Bu odaklar, fitne ve fesat oyunlarıyla halkı şaşırtarak onların yerine Demokrat olmayan, ancak ağzı iyi lâf yapan vizyonsuz siyasîlerin önlerini açarak iktidara taşımışlardır.
Bu siyasîler de bir taraftan yanlış karar ve uygulamalarla ülkeye zarar verirlerken, diğer taraftan cemaat ve tarikatları değişik tuzaklarla politize ederek kendilerine biat etmeye zorlamakta, biat etmek istemeyenleri ayrıştırarak veya birbirine düşürerek din hizmetlerini etkisiz hale getirmektedirler.

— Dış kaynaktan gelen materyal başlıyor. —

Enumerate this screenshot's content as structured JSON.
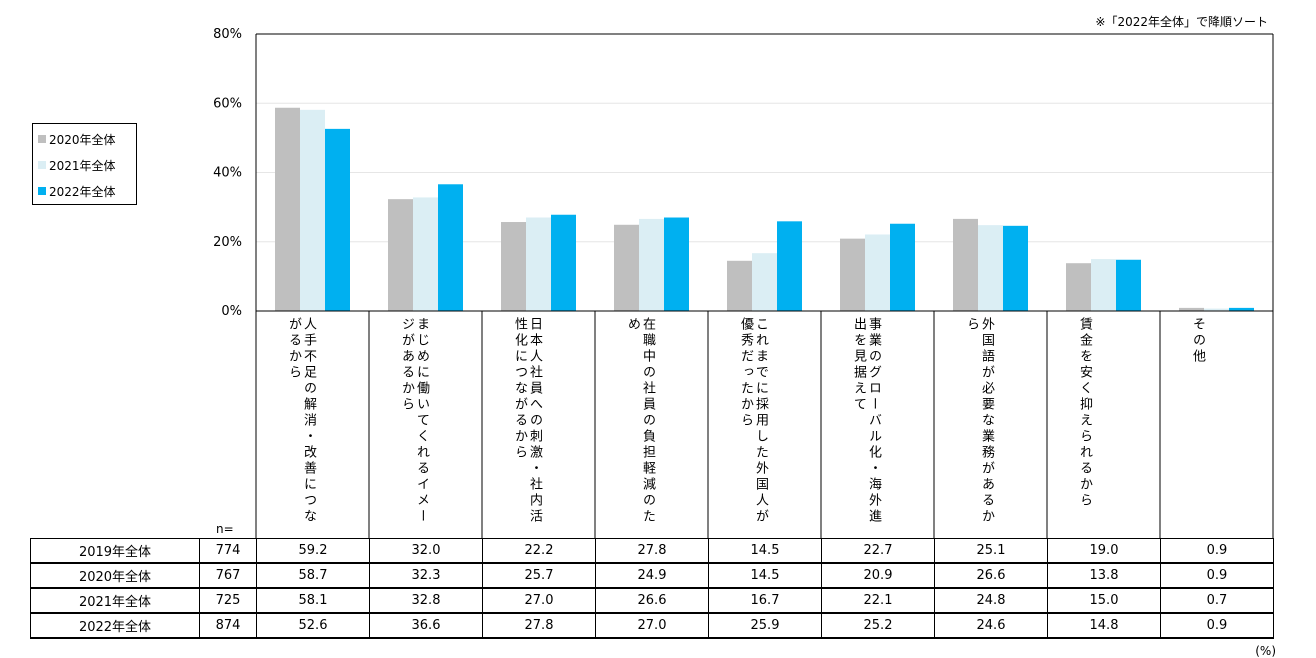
{
  "note": "※「2022年全体」で降順ソート",
  "n_label": "n=",
  "unit": "(%)",
  "legend": [
    {
      "label": "2020年全体",
      "color": "#bfbfbf"
    },
    {
      "label": "2021年全体",
      "color": "#dbeef4"
    },
    {
      "label": "2022年全体",
      "color": "#00b0f0"
    }
  ],
  "chart_data": {
    "type": "bar",
    "ylim": [
      0,
      80
    ],
    "yticks": [
      "0%",
      "20%",
      "40%",
      "60%",
      "80%"
    ],
    "grid": true,
    "legend_position": "left",
    "categories": [
      "人手不足の解消・改善につながるから",
      "まじめに働いてくれるイメージがあるから",
      "日本人社員への刺激・社内活性化につながるから",
      "在職中の社員の負担軽減のため",
      "これまでに採用した外国人が優秀だったから",
      "事業のグローバル化・海外進出を見据えて",
      "外国語が必要な業務があるから",
      "賃金を安く抑えられるから",
      "その他"
    ],
    "series": [
      {
        "name": "2020年全体",
        "color": "#bfbfbf",
        "values": [
          58.7,
          32.3,
          25.7,
          24.9,
          14.5,
          20.9,
          26.6,
          13.8,
          0.9
        ]
      },
      {
        "name": "2021年全体",
        "color": "#dbeef4",
        "values": [
          58.1,
          32.8,
          27.0,
          26.6,
          16.7,
          22.1,
          24.8,
          15.0,
          0.7
        ]
      },
      {
        "name": "2022年全体",
        "color": "#00b0f0",
        "values": [
          52.6,
          36.6,
          27.8,
          27.0,
          25.9,
          25.2,
          24.6,
          14.8,
          0.9
        ]
      }
    ]
  },
  "table": {
    "rows": [
      {
        "label": "2019年全体",
        "n": "774",
        "values": [
          "59.2",
          "32.0",
          "22.2",
          "27.8",
          "14.5",
          "22.7",
          "25.1",
          "19.0",
          "0.9"
        ]
      },
      {
        "label": "2020年全体",
        "n": "767",
        "values": [
          "58.7",
          "32.3",
          "25.7",
          "24.9",
          "14.5",
          "20.9",
          "26.6",
          "13.8",
          "0.9"
        ]
      },
      {
        "label": "2021年全体",
        "n": "725",
        "values": [
          "58.1",
          "32.8",
          "27.0",
          "26.6",
          "16.7",
          "22.1",
          "24.8",
          "15.0",
          "0.7"
        ]
      },
      {
        "label": "2022年全体",
        "n": "874",
        "values": [
          "52.6",
          "36.6",
          "27.8",
          "27.0",
          "25.9",
          "25.2",
          "24.6",
          "14.8",
          "0.9"
        ]
      }
    ]
  }
}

Bugün ülkemizde devletin kontrolünde ve onun yönlendirmesiyle çalışan devasa bir bütçeye, 80 bin küsur camiye, 150 binden ziyade personele sahip bir Diyanet Teşkilâtı, her birinin yüz binlerce müntesibi bulunan çok sayıda sivil cemaat ve tarikat vardır. Buna göre ülkemiz iman ve amel yönünden yüksek bir seviyede olması lâzımdı. Ne var ki toplumda korkutucu bir iman ve ahlâk buhranı yaşanmaktadır.
Son Söz: Demokrat olmayan siyasîler yönetimde oldukları sürece Türkiye’nin maddî manevî yönden ilerlemesi, rahat yüzü görmesi çok zor görülmektedir. Ülke yönetiminde Demokrat bir siyasete acilen ihtiyaç vardır.